Так он и ехал в немалом душевном смятении.
Эта поездка доставила ему мало радости, да и у себя в приходе он не сделал ничего полезного.
Необходимые переделки в доме были близки к завершению: он оглядел комнаты, поднялся и спустился по лестнице и прошел в сад, но ничто его не интересовало. У каждого окна он останавливался, смотрел наружу и думал о мистере Слоупе. Ведь в свое время он останавливался почти у каждого окна, беседуя с Элинор. Она постоянно приезжала сюда с миссис Грантли, и пока миссис Грантли отдавала распоряжения и следила за их выполнением, он и Элинор беседовали на всякие темы, связанные с призванием священника.
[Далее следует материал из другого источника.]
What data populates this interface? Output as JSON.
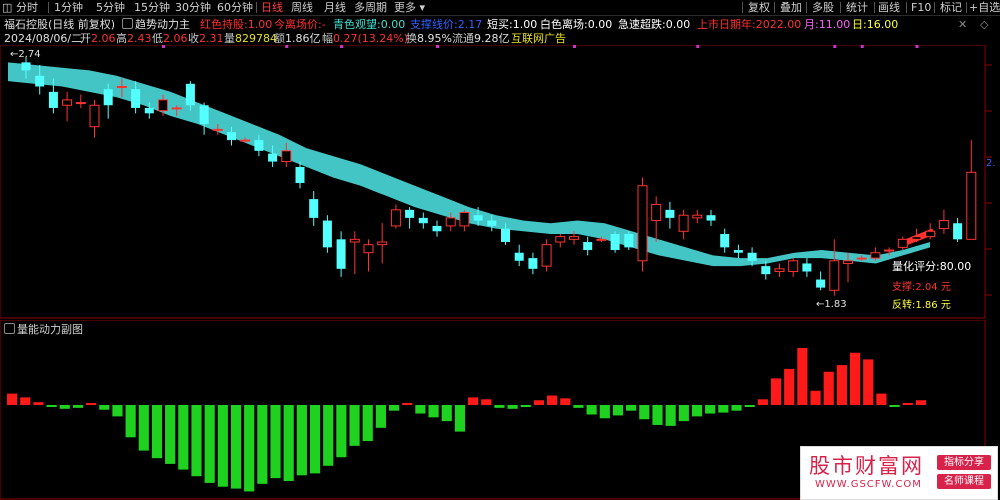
{
  "toolbar": {
    "periods": [
      "分时",
      "1分钟",
      "5分钟",
      "15分钟",
      "30分钟",
      "60分钟",
      "日线",
      "周线",
      "月线",
      "多周期",
      "更多"
    ],
    "active_period": "日线",
    "right_items": [
      "复权",
      "叠加",
      "多股",
      "统计",
      "画线",
      "F10",
      "标记",
      "+自选"
    ]
  },
  "info_line1": {
    "stock_title": "福石控股(日线 前复权)",
    "indicator_name": "趋势动力主",
    "items": [
      {
        "label": "红色持股:",
        "value": "1.00",
        "color": "#ff3030"
      },
      {
        "label": "今离场价:",
        "value": "-",
        "color": "#ff3030"
      },
      {
        "label": "青色观望:",
        "value": "0.00",
        "color": "#40e0d0"
      },
      {
        "label": "支撑线价:",
        "value": "2.17",
        "color": "#3060ff"
      },
      {
        "label": "短买:",
        "value": "1.00",
        "color": "#ffffff"
      },
      {
        "label": "白色离场:",
        "value": "0.00",
        "color": "#ffffff"
      },
      {
        "label": "急速超跌:",
        "value": "0.00",
        "color": "#ffffff"
      },
      {
        "label": "上市日期年:",
        "value": "2022.00",
        "color": "#ff3030"
      },
      {
        "label": "月:",
        "value": "11.00",
        "color": "#ff60ff"
      },
      {
        "label": "日:",
        "value": "16.00",
        "color": "#ffff40"
      }
    ]
  },
  "info_line2": {
    "date": "2024/08/06/二",
    "open_label": "开",
    "open": "2.06",
    "high_label": "高",
    "high": "2.43",
    "low_label": "低",
    "low": "2.06",
    "close_label": "收",
    "close": "2.31",
    "volume_label": "量",
    "volume": "829784",
    "amount_label": "额",
    "amount": "1.86亿",
    "change_label": "幅",
    "change": "0.27(13.24%)",
    "turnover_label": "换",
    "turnover": "8.95%",
    "float_label": "流通",
    "float": "9.28亿",
    "concept": "互联网广告"
  },
  "annotations": {
    "high_marker": "2.74",
    "low_marker": "1.83",
    "score": "量化评分:80.00",
    "support": "支撑:2.04 元",
    "reversal": "反转:1.86 元",
    "right_axis_value": "2."
  },
  "sub_panel": {
    "title": "量能动力副图"
  },
  "watermark": {
    "title": "股市财富网",
    "url": "WWW.GSCFW.COM",
    "tag1": "指标分享",
    "tag2": "名师课程"
  },
  "colors": {
    "up": "#ff3232",
    "down": "#54ffff",
    "band": "#48d0d0",
    "volume_up": "#ff1a1a",
    "volume_down": "#1fd21f",
    "signal_dot": "#cc33cc"
  },
  "chart_data": {
    "type": "candlestick",
    "price_range": [
      1.83,
      2.74
    ],
    "candles": [
      {
        "o": 2.72,
        "c": 2.69,
        "h": 2.74,
        "l": 2.66
      },
      {
        "o": 2.67,
        "c": 2.63,
        "h": 2.71,
        "l": 2.6
      },
      {
        "o": 2.61,
        "c": 2.55,
        "h": 2.66,
        "l": 2.53
      },
      {
        "o": 2.56,
        "c": 2.58,
        "h": 2.61,
        "l": 2.5
      },
      {
        "o": 2.57,
        "c": 2.57,
        "h": 2.6,
        "l": 2.55
      },
      {
        "o": 2.48,
        "c": 2.56,
        "h": 2.58,
        "l": 2.44
      },
      {
        "o": 2.62,
        "c": 2.56,
        "h": 2.64,
        "l": 2.51
      },
      {
        "o": 2.63,
        "c": 2.63,
        "h": 2.66,
        "l": 2.59
      },
      {
        "o": 2.62,
        "c": 2.55,
        "h": 2.65,
        "l": 2.53
      },
      {
        "o": 2.55,
        "c": 2.53,
        "h": 2.57,
        "l": 2.51
      },
      {
        "o": 2.54,
        "c": 2.58,
        "h": 2.6,
        "l": 2.52
      },
      {
        "o": 2.55,
        "c": 2.55,
        "h": 2.56,
        "l": 2.52
      },
      {
        "o": 2.64,
        "c": 2.56,
        "h": 2.65,
        "l": 2.54
      },
      {
        "o": 2.56,
        "c": 2.49,
        "h": 2.57,
        "l": 2.45
      },
      {
        "o": 2.47,
        "c": 2.47,
        "h": 2.49,
        "l": 2.45
      },
      {
        "o": 2.46,
        "c": 2.43,
        "h": 2.48,
        "l": 2.41
      },
      {
        "o": 2.43,
        "c": 2.43,
        "h": 2.44,
        "l": 2.42
      },
      {
        "o": 2.43,
        "c": 2.39,
        "h": 2.45,
        "l": 2.37
      },
      {
        "o": 2.38,
        "c": 2.35,
        "h": 2.41,
        "l": 2.33
      },
      {
        "o": 2.35,
        "c": 2.39,
        "h": 2.42,
        "l": 2.33
      },
      {
        "o": 2.33,
        "c": 2.27,
        "h": 2.35,
        "l": 2.25
      },
      {
        "o": 2.21,
        "c": 2.14,
        "h": 2.24,
        "l": 2.11
      },
      {
        "o": 2.13,
        "c": 2.03,
        "h": 2.15,
        "l": 2.01
      },
      {
        "o": 2.06,
        "c": 1.95,
        "h": 2.09,
        "l": 1.92
      },
      {
        "o": 2.05,
        "c": 2.06,
        "h": 2.09,
        "l": 1.93
      },
      {
        "o": 2.01,
        "c": 2.04,
        "h": 2.06,
        "l": 1.94
      },
      {
        "o": 2.04,
        "c": 2.05,
        "h": 2.12,
        "l": 1.97
      },
      {
        "o": 2.11,
        "c": 2.17,
        "h": 2.19,
        "l": 2.1
      },
      {
        "o": 2.17,
        "c": 2.14,
        "h": 2.18,
        "l": 2.1
      },
      {
        "o": 2.14,
        "c": 2.12,
        "h": 2.16,
        "l": 2.1
      },
      {
        "o": 2.11,
        "c": 2.09,
        "h": 2.13,
        "l": 2.07
      },
      {
        "o": 2.11,
        "c": 2.14,
        "h": 2.16,
        "l": 2.09
      },
      {
        "o": 2.11,
        "c": 2.16,
        "h": 2.17,
        "l": 2.09
      },
      {
        "o": 2.15,
        "c": 2.13,
        "h": 2.18,
        "l": 2.11
      },
      {
        "o": 2.13,
        "c": 2.11,
        "h": 2.15,
        "l": 2.09
      },
      {
        "o": 2.1,
        "c": 2.05,
        "h": 2.12,
        "l": 2.04
      },
      {
        "o": 2.01,
        "c": 1.98,
        "h": 2.04,
        "l": 1.96
      },
      {
        "o": 1.99,
        "c": 1.95,
        "h": 2.01,
        "l": 1.93
      },
      {
        "o": 1.96,
        "c": 2.04,
        "h": 2.06,
        "l": 1.94
      },
      {
        "o": 2.05,
        "c": 2.07,
        "h": 2.08,
        "l": 2.03
      },
      {
        "o": 2.06,
        "c": 2.07,
        "h": 2.09,
        "l": 2.04
      },
      {
        "o": 2.05,
        "c": 2.02,
        "h": 2.07,
        "l": 2.0
      },
      {
        "o": 2.06,
        "c": 2.06,
        "h": 2.07,
        "l": 2.05
      },
      {
        "o": 2.08,
        "c": 2.02,
        "h": 2.09,
        "l": 2.01
      },
      {
        "o": 2.08,
        "c": 2.03,
        "h": 2.09,
        "l": 2.02
      },
      {
        "o": 1.98,
        "c": 2.26,
        "h": 2.29,
        "l": 1.94
      },
      {
        "o": 2.13,
        "c": 2.19,
        "h": 2.22,
        "l": 2.05
      },
      {
        "o": 2.17,
        "c": 2.14,
        "h": 2.2,
        "l": 2.1
      },
      {
        "o": 2.09,
        "c": 2.15,
        "h": 2.17,
        "l": 2.06
      },
      {
        "o": 2.14,
        "c": 2.15,
        "h": 2.17,
        "l": 2.12
      },
      {
        "o": 2.15,
        "c": 2.13,
        "h": 2.17,
        "l": 2.11
      },
      {
        "o": 2.08,
        "c": 2.03,
        "h": 2.1,
        "l": 2.01
      },
      {
        "o": 2.02,
        "c": 2.01,
        "h": 2.04,
        "l": 1.99
      },
      {
        "o": 2.01,
        "c": 1.98,
        "h": 2.03,
        "l": 1.96
      },
      {
        "o": 1.96,
        "c": 1.93,
        "h": 1.98,
        "l": 1.91
      },
      {
        "o": 1.94,
        "c": 1.95,
        "h": 1.97,
        "l": 1.92
      },
      {
        "o": 1.94,
        "c": 1.98,
        "h": 1.99,
        "l": 1.92
      },
      {
        "o": 1.97,
        "c": 1.94,
        "h": 1.99,
        "l": 1.92
      },
      {
        "o": 1.91,
        "c": 1.88,
        "h": 1.94,
        "l": 1.87
      },
      {
        "o": 1.87,
        "c": 1.98,
        "h": 2.06,
        "l": 1.85
      },
      {
        "o": 1.97,
        "c": 1.98,
        "h": 2.01,
        "l": 1.9
      },
      {
        "o": 1.99,
        "c": 1.99,
        "h": 2.0,
        "l": 1.98
      },
      {
        "o": 1.99,
        "c": 2.01,
        "h": 2.03,
        "l": 1.98
      },
      {
        "o": 2.02,
        "c": 2.02,
        "h": 2.03,
        "l": 2.0
      },
      {
        "o": 2.03,
        "c": 2.06,
        "h": 2.07,
        "l": 2.02
      },
      {
        "o": 2.06,
        "c": 2.07,
        "h": 2.1,
        "l": 2.05
      },
      {
        "o": 2.07,
        "c": 2.09,
        "h": 2.12,
        "l": 2.06
      },
      {
        "o": 2.1,
        "c": 2.13,
        "h": 2.17,
        "l": 2.08
      },
      {
        "o": 2.12,
        "c": 2.06,
        "h": 2.14,
        "l": 2.05
      },
      {
        "o": 2.06,
        "c": 2.31,
        "h": 2.43,
        "l": 2.06
      }
    ],
    "band": [
      [
        2.72,
        2.65
      ],
      [
        2.71,
        2.64
      ],
      [
        2.7,
        2.63
      ],
      [
        2.69,
        2.61
      ],
      [
        2.67,
        2.59
      ],
      [
        2.64,
        2.56
      ],
      [
        2.61,
        2.52
      ],
      [
        2.57,
        2.49
      ],
      [
        2.53,
        2.45
      ],
      [
        2.49,
        2.41
      ],
      [
        2.45,
        2.37
      ],
      [
        2.4,
        2.33
      ],
      [
        2.37,
        2.29
      ],
      [
        2.34,
        2.26
      ],
      [
        2.3,
        2.22
      ],
      [
        2.26,
        2.18
      ],
      [
        2.22,
        2.15
      ],
      [
        2.18,
        2.12
      ],
      [
        2.15,
        2.1
      ],
      [
        2.13,
        2.09
      ],
      [
        2.12,
        2.08
      ],
      [
        2.13,
        2.08
      ],
      [
        2.12,
        2.06
      ],
      [
        2.09,
        2.03
      ],
      [
        2.06,
        2.0
      ],
      [
        2.03,
        1.98
      ],
      [
        2.0,
        1.96
      ],
      [
        1.99,
        1.96
      ],
      [
        1.99,
        1.97
      ],
      [
        2.01,
        1.99
      ],
      [
        2.02,
        1.99
      ],
      [
        2.01,
        1.98
      ],
      [
        2.0,
        1.97
      ],
      [
        2.02,
        2.0
      ],
      [
        2.05,
        2.03
      ]
    ],
    "volume_momentum": [
      12,
      8,
      3,
      -2,
      -4,
      -3,
      0,
      -5,
      -12,
      -34,
      -48,
      -56,
      -62,
      -68,
      -75,
      -82,
      -86,
      -88,
      -91,
      -83,
      -77,
      -80,
      -74,
      -72,
      -64,
      -55,
      -43,
      -38,
      -24,
      -6,
      0,
      -9,
      -13,
      -17,
      -28,
      8,
      6,
      -3,
      -4,
      -2,
      5,
      10,
      7,
      -3,
      -10,
      -14,
      -11,
      -6,
      -15,
      -21,
      -22,
      -17,
      -12,
      -9,
      -8,
      -6,
      -2,
      6,
      28,
      38,
      60,
      15,
      35,
      42,
      55,
      48,
      12,
      -1,
      2,
      5
    ],
    "signal_dots": [
      10,
      19,
      23,
      30,
      40,
      49,
      59,
      61,
      65
    ]
  }
}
Он вспоминал, как властно он поучал ее и как кротко она выслушивала его безапелляционные суждения. Он вспомнил ее внимательный взгляд, ее находчивые умные ответы, ее интерес ко всему, что касалось церкви, что касалось его самого, и, ударив хлыстом по подоконнику, он сказал себе, что Элинор Болд не может выйти за мистера Слоупа.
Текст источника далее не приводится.